Les économistes tablent désormais sur une inflation de 3% en 2022, et non plus de 2% comme prévu jusque-là. Ils abaissent de 0,2 point leurs prévisions de croissance économique, à 4%. De son côté, l’Institut national des statistiques (INS) prévient du risque d’insolvabilité de certaines sociétés dont il a examiné la situation fiscale. Selon l’INS, l’endettement global des entreprises camerounaises représente 6,77 fois leurs fonds propres, se situant « bien au-dessus de la norme de solvabilité », commente la CAA.
Une dette maîtrisée
Il reste du chemin à parcourir pour assainir la situation, a reconnu le ministre des Finances, en lançant les travaux préparatifs au Budget 2023. Pourtant, il faudra prioritairement maintenir une attention à la hauteur des besoins en direction de tous les foyers de crises sécuritaires dans le pays, il faudra maintenir le soutien au carburant, et poursuivre l’apurement de la dette de l’État vis-à-vis des enseignants.

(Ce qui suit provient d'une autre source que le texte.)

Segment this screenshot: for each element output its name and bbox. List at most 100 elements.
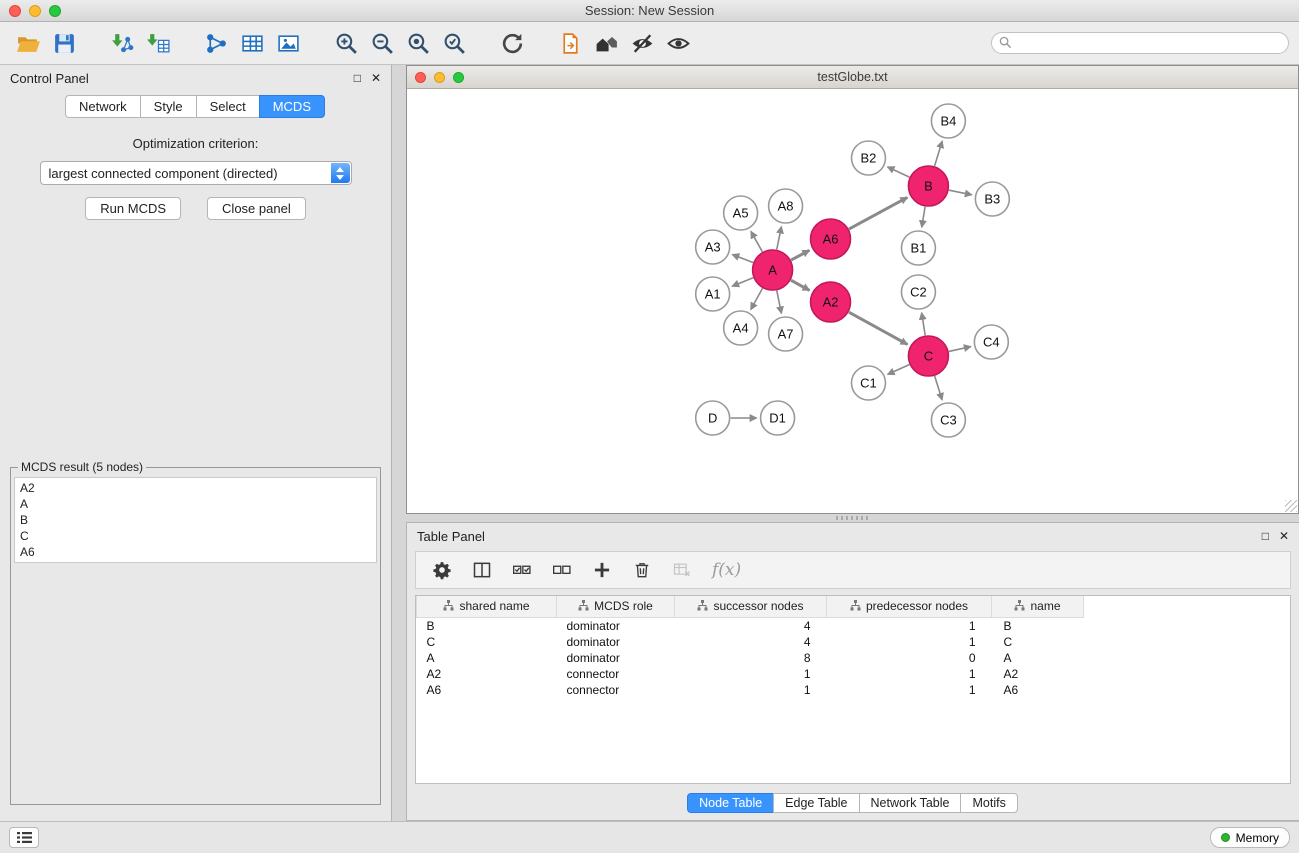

Globalement, la dette du secteur public (11933 milliards de F.CFA, 18,2 milliards d’euros) représente 45,8 du PIB, ce qui reste « dans la bonne trajectoire » par rapport à la cible fixée de 50% du PIB à fin 2024.
De plus, l’État du Cameroun (administration centrale) dispose, à fin juin 2022, auprès de bailleurs de fonds extérieurs, de 3 746,9 milliards de FCFA (5,7 milliards d’euros, hors appuis budgétaires) pour financer ses projets. Ils représentent 15,5% du PIB du Cameroun. Cette manne financière a déjà fait l’objet d’accords de prêt, mais n’a pas encore été consommée par le pays, fait observer le site Investir au Cameroun. D’où l’appellation technique de « Soldes engagés non décaissés » (SEND).
Ils sont liés à 57,7% aux conventions de financements signées avec les bailleurs de fonds multilatéraux, dont la Banque mondiale ; à 25,1% à la coopération bilatérale, dont la Chine ; et à 18,6% des prêts signés avec les partenaires commerciaux, dont le chinois ICBC.
Ces SEND devraient être totalement utilisés d’ici à 2025. Ce qui paraît difficile à respecter juge la CAA. « Pour absorber ces SEND en quatre ans, il faudrait décaisser en moyenne plus de 900 milliards de F.CFA. Pour une absorption en cinq ans, il faudrait des décaissements minimums de 700 milliards de F.CFA par an », calculent les économistes de la Caisse. Qui déplorent : « Sur les deux précédentes années, les décaissements annuels sur prêts projets n’ont pas excédé 450 milliards de F.CFA, expliqués entre autres par la crise née de la Covid-19 et l’environnement international morose ».
Et la CAA de dénoncer « les lenteurs dans le processus de l’exécution de nombre de projets ». Ces lenteurs « constituent un frein important pour l’absorption rapide des financements disponibles, nécessaires pour la réalisation des projets du Cameroun, dans les délais afin d’atteindre la vision souhaitée par le chef de l’État, d’un Cameroun émergent, uni dans sa diversité, à l’horizon 2035 ».
Afin d’apporter sa pierre à l’édifice, la CAA va publier un « catalogue » de projets et programmes actifs, qui pourraient bénéficier des décaissements promis. Ce document se veut « un outil d’aide à la communication sur l’implémentation effective des projets de l’État à financement conjoint, suivis par la CAA, ainsi qu’un curseur fiable sur la mobilisation des ressources publiques affectées ». Un outil à suivre.